With respect to the university as a whole, under Bresciani’s leadership, NDSU received the coveted R1 research institution status by the Carnegie Classification of Institutions of Higher Education. Multiple schools in several disciplines across campus are doing cutting-edge, nationally renowned work in their fields that could be the subject of an entire issue of this magazine. Whether it’s Barry Hall, Klai Hall, Renaissance Hall, Aldevron Tower, the Peltier Complex, the Challey School of Music and Challey Institute, the A. Glenn Hill Center, the Dalrymple Research Greenhouse, Sugihara Hall, Wallman Wellness Center, Scheels Center, the Nodak Insurance Football Performance Complex, or one of the scores of new residence halls on campus, NDSU is both literally and figuratively a different place with higher sights and bigger goals than when Bresciani assumed the presidency in 2010.

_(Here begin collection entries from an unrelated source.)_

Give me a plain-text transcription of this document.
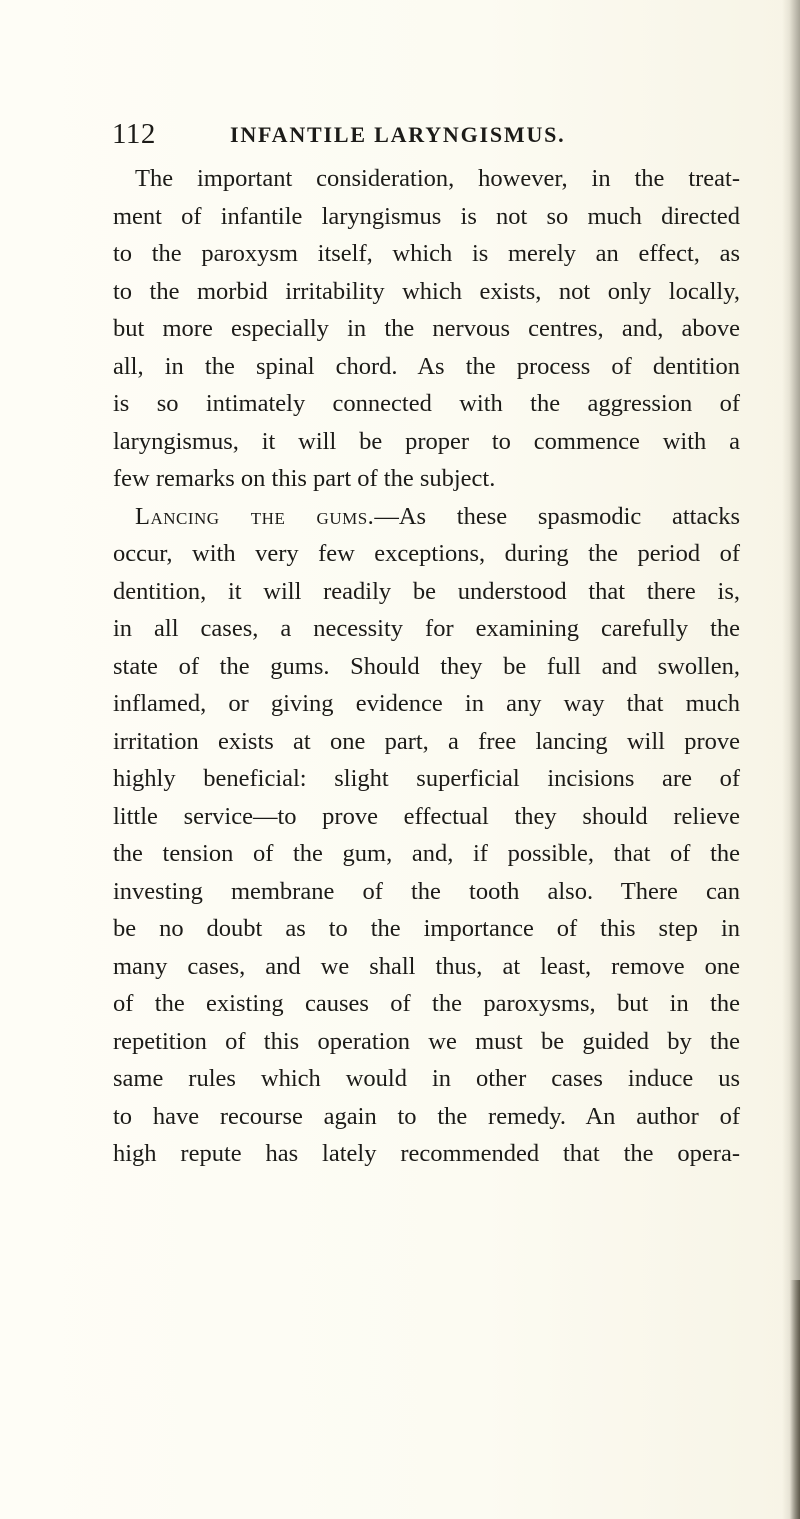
112	INFANTILE LARYNGISMUS.
The important consideration, however, in the treat-
ment of infantile laryngismus is not so much directed
to the paroxysm itself, which is merely an effect, as
to the morbid irritability which exists, not only locally,
but more especially in the nervous centres, and, above
all, in the spinal chord. As the process of dentition
is so intimately connected with the aggression of
laryngismus, it will be proper to commence with a
few remarks on this part of the subject.
Lancing the gums.—As these spasmodic attacks
occur, with very few exceptions, during the period of
dentition, it will readily be understood that there is,
in all cases, a necessity for examining carefully the
state of the gums. Should they be full and swollen,
inflamed, or giving evidence in any way that much
irritation exists at one part, a free lancing will prove
highly beneficial: slight superficial incisions are of
little service—to prove effectual they should relieve
the tension of the gum, and, if possible, that of the
investing membrane of the tooth also. There can
be no doubt as to the importance of this step in
many cases, and we shall thus, at least, remove one
of the existing causes of the paroxysms, but in the
repetition of this operation we must be guided by the
same rules which would in other cases induce us
to have recourse again to the remedy. An author of
high repute has lately recommended that the opera-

No other person has improved this university like Bresciani has. His legacy and mark on NDSU will be felt for generations. His leadership has been transformative—not just for our university, but for this state and region. He dared to dream what NDSU could be when he first stepped onto campus back in 2010, then went to work making that dream a reality. One of the credos of our great university is, “The Strength of the Herd is the Bison, and the Strength of the Bison is the Herd.” Today, the Herd is stronger because Dean Bresciani was our president.